Muito obrigada. Agradecimentos caros que custam vários trabalhos em nada, vários discursos mal feitos e ludibriosos que deixam feridas abertas, neuroses indiscretas que duram períodos intermináveis. Acordada na sintética forma imposta, de ombros curvados indisposta, eu me servi ao serviço de análise, observei por longos dias a escrita, a voz e figura, mesmo cega, surda e muda, conclusões foram tiradas. Uma pintura abstrata e nela a bela imagem foi desconfigurada, a ilusão criou a utopia e nela foi desorganizada, foi intensa e mastigada levando ao desgaste. Imprópria foi incomodar o incomodo teu, cutucou a necrose, vermelha e fudeu.
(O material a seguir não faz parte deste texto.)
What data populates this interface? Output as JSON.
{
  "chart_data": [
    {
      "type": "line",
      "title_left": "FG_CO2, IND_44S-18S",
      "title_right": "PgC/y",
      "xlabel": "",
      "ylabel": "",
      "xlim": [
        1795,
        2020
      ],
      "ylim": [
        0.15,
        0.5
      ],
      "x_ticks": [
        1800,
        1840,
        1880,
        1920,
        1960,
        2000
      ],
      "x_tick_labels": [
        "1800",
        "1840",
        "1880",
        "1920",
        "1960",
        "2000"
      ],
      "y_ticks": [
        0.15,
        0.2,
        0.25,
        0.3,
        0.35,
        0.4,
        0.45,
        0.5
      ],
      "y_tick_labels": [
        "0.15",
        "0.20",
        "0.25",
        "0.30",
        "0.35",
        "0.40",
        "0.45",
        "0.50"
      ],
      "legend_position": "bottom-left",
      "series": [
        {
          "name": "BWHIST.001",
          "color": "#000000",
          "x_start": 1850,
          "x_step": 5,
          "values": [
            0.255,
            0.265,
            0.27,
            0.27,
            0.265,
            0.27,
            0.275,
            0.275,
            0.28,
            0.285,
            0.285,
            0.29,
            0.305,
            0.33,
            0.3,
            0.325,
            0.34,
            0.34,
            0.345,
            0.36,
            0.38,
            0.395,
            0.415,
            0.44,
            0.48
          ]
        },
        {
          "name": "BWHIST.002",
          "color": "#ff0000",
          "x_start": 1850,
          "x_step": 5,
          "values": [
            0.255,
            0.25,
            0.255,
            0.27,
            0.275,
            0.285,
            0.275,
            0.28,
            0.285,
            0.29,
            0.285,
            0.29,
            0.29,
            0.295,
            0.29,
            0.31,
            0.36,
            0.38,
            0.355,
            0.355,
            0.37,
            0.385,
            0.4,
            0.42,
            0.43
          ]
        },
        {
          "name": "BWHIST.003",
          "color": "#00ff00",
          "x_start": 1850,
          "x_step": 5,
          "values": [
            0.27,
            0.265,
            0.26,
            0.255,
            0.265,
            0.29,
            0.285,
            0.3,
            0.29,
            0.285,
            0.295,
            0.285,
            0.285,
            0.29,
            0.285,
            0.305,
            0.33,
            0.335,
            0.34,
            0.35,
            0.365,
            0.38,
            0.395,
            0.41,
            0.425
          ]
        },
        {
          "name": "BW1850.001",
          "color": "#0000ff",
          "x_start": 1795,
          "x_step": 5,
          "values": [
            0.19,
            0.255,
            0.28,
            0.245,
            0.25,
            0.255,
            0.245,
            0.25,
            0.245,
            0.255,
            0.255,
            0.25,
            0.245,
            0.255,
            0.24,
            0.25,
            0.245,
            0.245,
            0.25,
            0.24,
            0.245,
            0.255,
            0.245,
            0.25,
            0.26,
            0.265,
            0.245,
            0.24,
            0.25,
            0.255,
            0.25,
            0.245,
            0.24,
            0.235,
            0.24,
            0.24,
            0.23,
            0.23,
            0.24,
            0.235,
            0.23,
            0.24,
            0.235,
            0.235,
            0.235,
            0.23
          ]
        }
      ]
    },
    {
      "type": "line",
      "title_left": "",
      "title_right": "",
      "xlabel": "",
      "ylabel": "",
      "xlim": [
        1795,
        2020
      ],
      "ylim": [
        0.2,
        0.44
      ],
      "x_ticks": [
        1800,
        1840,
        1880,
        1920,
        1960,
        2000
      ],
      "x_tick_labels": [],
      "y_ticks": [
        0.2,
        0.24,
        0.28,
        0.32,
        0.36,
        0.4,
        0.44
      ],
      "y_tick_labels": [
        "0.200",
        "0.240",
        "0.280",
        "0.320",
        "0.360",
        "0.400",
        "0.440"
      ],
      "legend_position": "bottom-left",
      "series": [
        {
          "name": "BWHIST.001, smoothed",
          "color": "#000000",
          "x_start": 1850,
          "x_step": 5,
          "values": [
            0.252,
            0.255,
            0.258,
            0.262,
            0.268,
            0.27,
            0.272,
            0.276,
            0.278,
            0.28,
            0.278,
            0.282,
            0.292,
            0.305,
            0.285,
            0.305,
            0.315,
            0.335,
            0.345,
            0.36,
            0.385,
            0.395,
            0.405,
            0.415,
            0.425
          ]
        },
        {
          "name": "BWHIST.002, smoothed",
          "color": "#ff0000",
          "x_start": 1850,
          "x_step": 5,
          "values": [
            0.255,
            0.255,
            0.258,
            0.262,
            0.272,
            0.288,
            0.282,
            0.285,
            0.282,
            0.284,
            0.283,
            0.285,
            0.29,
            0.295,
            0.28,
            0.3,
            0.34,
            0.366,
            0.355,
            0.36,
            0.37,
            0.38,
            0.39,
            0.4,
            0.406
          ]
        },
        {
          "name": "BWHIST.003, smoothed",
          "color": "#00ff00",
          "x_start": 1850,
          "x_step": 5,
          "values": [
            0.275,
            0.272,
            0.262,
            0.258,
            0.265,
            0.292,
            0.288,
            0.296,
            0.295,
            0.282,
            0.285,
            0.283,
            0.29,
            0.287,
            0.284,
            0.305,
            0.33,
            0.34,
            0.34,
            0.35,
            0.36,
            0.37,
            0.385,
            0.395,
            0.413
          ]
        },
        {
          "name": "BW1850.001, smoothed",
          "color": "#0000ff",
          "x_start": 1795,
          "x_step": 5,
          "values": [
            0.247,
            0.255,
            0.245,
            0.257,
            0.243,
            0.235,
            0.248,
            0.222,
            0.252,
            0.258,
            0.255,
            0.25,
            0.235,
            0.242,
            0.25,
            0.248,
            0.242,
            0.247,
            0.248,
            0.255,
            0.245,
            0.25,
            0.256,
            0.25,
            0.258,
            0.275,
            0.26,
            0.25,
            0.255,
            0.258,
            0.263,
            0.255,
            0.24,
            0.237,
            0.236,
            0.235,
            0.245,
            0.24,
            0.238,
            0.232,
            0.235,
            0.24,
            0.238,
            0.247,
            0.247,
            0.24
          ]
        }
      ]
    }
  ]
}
Sentimento dúbio, que foi exposto na maior ebriedade, os dedos sujos de nicotina que carregavam a sanidade, estariam ensandecidos abandonando a racionalidade e correndo em direção a imaturidade? Não se sabe. Virados opostos e irreconhecíveis observados de costas, elas mediam a busca e faziam calor, queimavam pecados e libertinagem. Era pesado o fardo de sustentar, uma cama, dois corpos e nenhuma sacanagem, era falso. O toque era apressado, de repente eram várias verdades, eram várias escolhas e oportunidades, perca total de metade, desperdício. Imundos de energia e preenchidos de conhecimento, a luz mais escura despontou naquele momento, adormeceram. A manhã ascendia e nela crescia o íntimo sagrado, a rotina incansável de ser ser humano normal abastado, cansado e mentiroso. Libidinosamente as atitudes eram pensadas, e a vida era descoberta pessimista, receosa, calma, vigiada e vazia. Não havia mais sol na tarde, já tinha ido embora, você e a luz. Seguindo na desvantagem de ser correta eu fui reprovada, zero de animação, zero de fidelidade, zero de concordância, perda na hora do adeus, virou desconhecida. Indignada pela deixa, tentou ser seca, mas escorria desejo e euforia. Maltratada viu a desfolhagem, a decomposição acompanhada, admirada e registrada. Morreu na indecifrada antropologia. E o trabalho em nada lhe transformou pretensiosa, tinha passado, presente e futuro ,mas a adrenalina na execução era perigosa. Descarga elétrica. Infindáveis perguntas, nós na garganta, angústias sem apetite e insonia, como o bom ditado, “cabeça vazia oficina do diabo”.

Perdão, a tentativa nunca foi e nem será em vão. Próximo capítulo.